Autrement dit est-ce que la résolution prise en assemblée générale approuvant la distribution de la totalité des dividendes à l’un seul des associés peut être qualifiée de donation indirecte consentie par l’associé n’en percevant aucun au profit de celui les percevant en totalité
La qualification de donation a été exclue par un arrêt rendu le 18 décembre 2012 par la chambre commerciale de la Cour de cassation. On peut également citer un arrêt rendu le 9 janvier 2023 par la cour d’appel de Paris (CA Paris pôle 5 ch. 10 9 janv. 2023 n° 21/04503).
L’hypothèse soumise à la cour d’appel de Paris était la suivante : Au cours d’une assemblée générale d’approbation des résultats, les associés ont pris la décision de distribuer la totalité des dividendes à l’un des associés, pourtant minoritaire.
Y voyant matière à requalifier l’opération en donation indirecte, l’administration fiscale a adressé à la société unique bénéficiaire du dividende une proposition de rectification assujettissant aux droits de mutation à titre gratuit l’attribution des sommes qui auraient dû revenir à l’autre associé, titulaire de la majorité des parts de la SARL.
La cour d’appel de Paris a estimé que les éléments permettant de qualifier une donation au sens de l’article 894 du Code civil n’étaient pas réunis notamment car la décision de distribuer des dividendes au profit de l’un des associés n’avait pas été prise par l’autre associé mais par l’organe délibérant de la SARL.

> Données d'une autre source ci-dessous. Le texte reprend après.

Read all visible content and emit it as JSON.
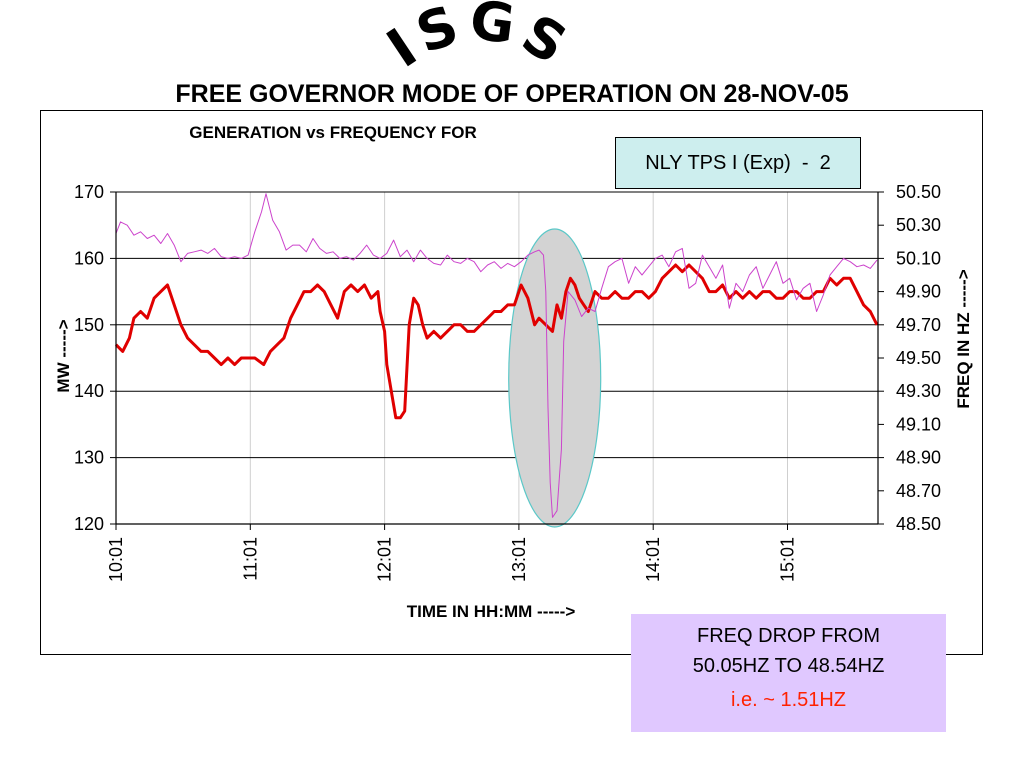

Dit autrement, l’écran de la personnalité morale suppose, d’une part, qu’il soit fait abstraction des décisions prises individuellement par chaque associé de sorte que l’assemblée générale (qui conditionne la transformation des bénéfices en dividendes) ne saurait être appréhendée comme une juxtaposition de ces décisions et, d’autre part, d’admettre que le patrimoine de la société ne saurait se confondre avec celui de ses associés. L’animus donandi n’existe pas faute de pouvoir assimiler la décision de l’organe social à une décision de l’associé.
Ces décisions permettent elles pour autant de se considérer à l’abri de toutes contestations ?
Non car la décision aboutissant à une répartition inégale des bénéfices demeure contestable aux yeux de l’administration fiscale : En effet si la qualification de donation indirecte ne paraît pas pouvoir prospérer en l’état d’une jurisprudence faisant de l’écran de la personnalité morale l’alpha et l’Omega de son raisonnement, il n’en demeure pas moins que le Bofip (Bulletin Officiel des Finances Publiques) rappelle que « de telles opérations pourront, le cas échéant, et selon les circonstances propres à chaque affaire, faire l’objet d’une procédure de rectification contradictoire ou d’abus de droit fiscal » (BOI-ENR-DMTG-20-10-10 n°100). Une telle décision n’est donc pas à l’abris de la critique sur le terrain fiscal.